Warning: this is something of a rant. Don’t say I didn’t warn you.
Something that continues to frustrate me is the proliferation of poor memory management decisions in tools and libraries for tools. The default is to allocate every single tiny piece of memory with malloc and then free it later.
Case in point: JSON parser libraries. Most of them allocate tiny JSON values individually from the C library heap. It makes absolutely no sense. The way most command-line tools work with JSON data is to slurp in a data file, parse it to a JSON structure, process that data and then exit. They typically don’t sit around holding a pointer to a small fragment of a JSON document, it’s all managed together. The choice to allocate JSON values on the CRT heap individually is terrible in a scenario like that. What we should do instead is to exploit the higher-level knowledge about the memory usage patterns.
A lot of people are now preparing their rebuttal detailing how fast a general heap manager can be and that we can optimize the allocator — I call bullshit on all that, and here’s why.

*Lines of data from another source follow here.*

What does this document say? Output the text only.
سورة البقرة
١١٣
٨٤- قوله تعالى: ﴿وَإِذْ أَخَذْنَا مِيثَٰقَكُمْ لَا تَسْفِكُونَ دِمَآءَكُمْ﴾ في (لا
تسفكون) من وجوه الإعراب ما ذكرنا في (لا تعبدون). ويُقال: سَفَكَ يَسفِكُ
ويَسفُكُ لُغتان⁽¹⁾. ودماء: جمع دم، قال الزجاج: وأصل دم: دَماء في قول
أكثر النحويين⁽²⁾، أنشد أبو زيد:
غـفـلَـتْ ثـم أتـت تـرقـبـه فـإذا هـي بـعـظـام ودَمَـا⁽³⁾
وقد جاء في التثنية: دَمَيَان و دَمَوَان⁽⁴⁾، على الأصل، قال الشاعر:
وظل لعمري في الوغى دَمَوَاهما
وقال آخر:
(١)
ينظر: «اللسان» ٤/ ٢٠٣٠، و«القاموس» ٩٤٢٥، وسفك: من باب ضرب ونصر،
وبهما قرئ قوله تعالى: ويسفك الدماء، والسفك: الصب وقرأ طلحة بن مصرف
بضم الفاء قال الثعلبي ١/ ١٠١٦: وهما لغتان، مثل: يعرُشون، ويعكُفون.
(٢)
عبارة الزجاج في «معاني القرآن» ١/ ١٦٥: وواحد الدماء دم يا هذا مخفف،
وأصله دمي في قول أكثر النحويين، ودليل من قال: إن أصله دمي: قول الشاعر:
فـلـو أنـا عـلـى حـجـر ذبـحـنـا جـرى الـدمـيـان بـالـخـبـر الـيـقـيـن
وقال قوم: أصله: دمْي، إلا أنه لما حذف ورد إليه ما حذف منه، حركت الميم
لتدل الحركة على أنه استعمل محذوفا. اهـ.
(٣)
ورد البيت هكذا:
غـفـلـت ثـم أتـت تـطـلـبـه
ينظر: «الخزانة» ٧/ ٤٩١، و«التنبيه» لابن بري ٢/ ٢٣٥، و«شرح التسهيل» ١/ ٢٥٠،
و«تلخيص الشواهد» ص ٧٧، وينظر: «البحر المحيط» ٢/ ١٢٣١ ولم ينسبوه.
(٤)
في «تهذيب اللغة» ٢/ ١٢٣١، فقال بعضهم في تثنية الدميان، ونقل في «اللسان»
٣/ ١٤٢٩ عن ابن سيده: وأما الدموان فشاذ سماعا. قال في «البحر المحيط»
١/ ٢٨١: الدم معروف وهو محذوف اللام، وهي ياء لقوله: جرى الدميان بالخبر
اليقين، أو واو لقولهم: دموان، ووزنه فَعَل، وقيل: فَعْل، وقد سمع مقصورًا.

To prove how much of a difference this makes in practice, I modified the popular json-parser library so I can select at runtime whether to use the CRT heap or a custom page-based linear allocator. The program simply reads a block of JSON data into memory and parses it 50 times, immediately throwing away the parsed data.
You can check out the code here on github.
Here are the results:
$ time mmtest game.json heap real 0m1.642s user 0m1.589s sys 0m0.051s $ time mmtest game.json linear real 0m0.755s user 0m0.697s sys 0m0.057s
The stock version using the CRT heap is 2.2x slower!!
Running with valgrind to trace the heap activity reveals the (only) difference between these runs:
heap: 7,024,565 allocs, 7,024,205 frees, 337,671,820 bytes allocated linear: 615 allocs, 255 frees, 420,426,770 bytes allocated
No wonder it’s faster! That’s a LOT of cache misses and pointless branches we’re sidestepping entirely in the malloc/free functions; more than 7 million calls. Sure, we’re wasting 90 MB of RAM, but do you really care in a command-line program that does its thing and then quits? If you’re worried about it, it can be trimmed down easily. I used a block size of 1 MB in my linear allocator for this test. Shrinking it down to 128 kb will still give you almost the same benfit. (The mismatched allocs/frees are from Apple code outside my control, go figure.)
The lesson to take away from this is simple: Never make memory management decisions at the lowest level of a system. Always allow the user to control the memory management policy on the highest possible level, where its possible to do high-level optimizations safely.
As a bonus C++ bashing, this is why anything based on the STL sucks, as it by definition takes microscopic decicions about where memory comes from and how long it will live. The standard response to MM performance concerns is to “replace the allocator with a more efficient one”. This is the wrong answer, as I hope you can clearly see above. The fastest code is the one you never have to run.
Rant over. 🙂